In an unusual twist of fate, the UK stock market could take a lead over the US this year. Already, the S&P 500‘s down almost 14% this year while the FTSE 100 has only dipped 6.7%.
Last month it was reported that fund managers are overweight on British stocks — marking only the second such occurrence since 2022. Statistics reveal investors are making strategic shifts away from US stocks and into UK equities.
This could lead to a much-needed revival for the FTSE 100 and other UK indexes. So what’s the play?
Here’s my plan.
Seeking value
The 10% trade tariffs placed on the UK last week hurt the domestic market but already things are improving. Now might be the perfect time to seek out some undervalued stocks. At the same time, it may be wise to avoid companies that rely heavily on sales in the US.
Here are three relatively insulated UK stocks that may be worth looking closely at for their defensive qualities.
Domestic insurance
As a leading UK insurer, Admiral Group focuses primarily on the domestic market. Insurance is a hugely competitive sector but the company has a decent 4.9% dividend yield and has demonstrated consistent performance, so it could be one to consider for investors seeking stability
Local hospitality
As the owner and operator of the Premier Inn hotel chain, Whitbread has a substantial UK footprint. The company’s implementing an Accelerating Growth Plan, converting underperforming food and beverage sites into higher-profit hotel rooms, which could enhance profitability so may be worth further research.
A food favourite
Tesco (LSE: TSCO) is the nation’s leading supermarket chain and a favourite among shoppers. It commands around 28% of the local market, with a significant presence both physically and online.
With a predominantly UK-based supply chain, it’s well-positioned to avoid the worst effects of US trade policy. It’s for this reason that I think analysts look favourably towards Tesco — due to its minimal reliance on imports, it seems to be less vulnerable to the tariff chaos.
But renewed competition from rival Asda has been weighing heavily on the stock. It’s down 12% in the past month, driven by news that Asda plans to undercut prices and steal back customers. If that happens, it could put pressure on Tesco’s already thin operating margins of only 4%.
It’s enjoyed several years of dividend growth, so I would hate to see it have to cut dividends to save money.
A history of resilience
While competition’s a risk, the retailer’s history suggests strong resilience in the face of such adversity. I’m optimistic it will once again develop a competitive strategy to meet and overcome this challenge.
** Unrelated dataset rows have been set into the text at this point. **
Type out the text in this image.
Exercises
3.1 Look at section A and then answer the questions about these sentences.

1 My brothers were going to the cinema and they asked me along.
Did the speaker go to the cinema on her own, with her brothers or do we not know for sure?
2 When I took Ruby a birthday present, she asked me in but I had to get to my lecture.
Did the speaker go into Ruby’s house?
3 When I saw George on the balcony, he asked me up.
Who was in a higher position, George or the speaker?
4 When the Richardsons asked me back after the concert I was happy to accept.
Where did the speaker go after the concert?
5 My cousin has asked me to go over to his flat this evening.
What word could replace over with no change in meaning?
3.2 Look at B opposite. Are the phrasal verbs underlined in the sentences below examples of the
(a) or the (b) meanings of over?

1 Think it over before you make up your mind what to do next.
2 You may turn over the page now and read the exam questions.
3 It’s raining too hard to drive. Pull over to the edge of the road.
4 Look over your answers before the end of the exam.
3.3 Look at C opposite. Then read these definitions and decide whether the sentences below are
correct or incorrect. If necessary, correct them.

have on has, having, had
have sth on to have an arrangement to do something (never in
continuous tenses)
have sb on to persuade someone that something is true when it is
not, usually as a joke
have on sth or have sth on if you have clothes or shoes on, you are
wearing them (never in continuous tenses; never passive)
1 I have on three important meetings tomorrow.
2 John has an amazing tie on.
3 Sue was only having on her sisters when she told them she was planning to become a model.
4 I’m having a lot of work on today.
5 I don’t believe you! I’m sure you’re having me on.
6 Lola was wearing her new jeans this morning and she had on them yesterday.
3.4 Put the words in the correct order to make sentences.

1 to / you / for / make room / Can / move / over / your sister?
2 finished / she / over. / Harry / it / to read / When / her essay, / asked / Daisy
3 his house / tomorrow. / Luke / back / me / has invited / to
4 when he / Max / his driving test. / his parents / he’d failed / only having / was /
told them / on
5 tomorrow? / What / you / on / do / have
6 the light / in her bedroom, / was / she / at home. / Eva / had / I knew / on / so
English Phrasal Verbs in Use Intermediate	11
It’s already announced cost-cutting measures to simplify operations and enhance efficiency. It also aims to ramp up its food waste reduction plans by offering items for free in the run-up to closing time.
For UK investors, domestically-focused companies like Tesco may help to provide a buffer against international trade uncertainties. And as things look to be improving, these companies are well-positioned to benefit from a UK stock market rally.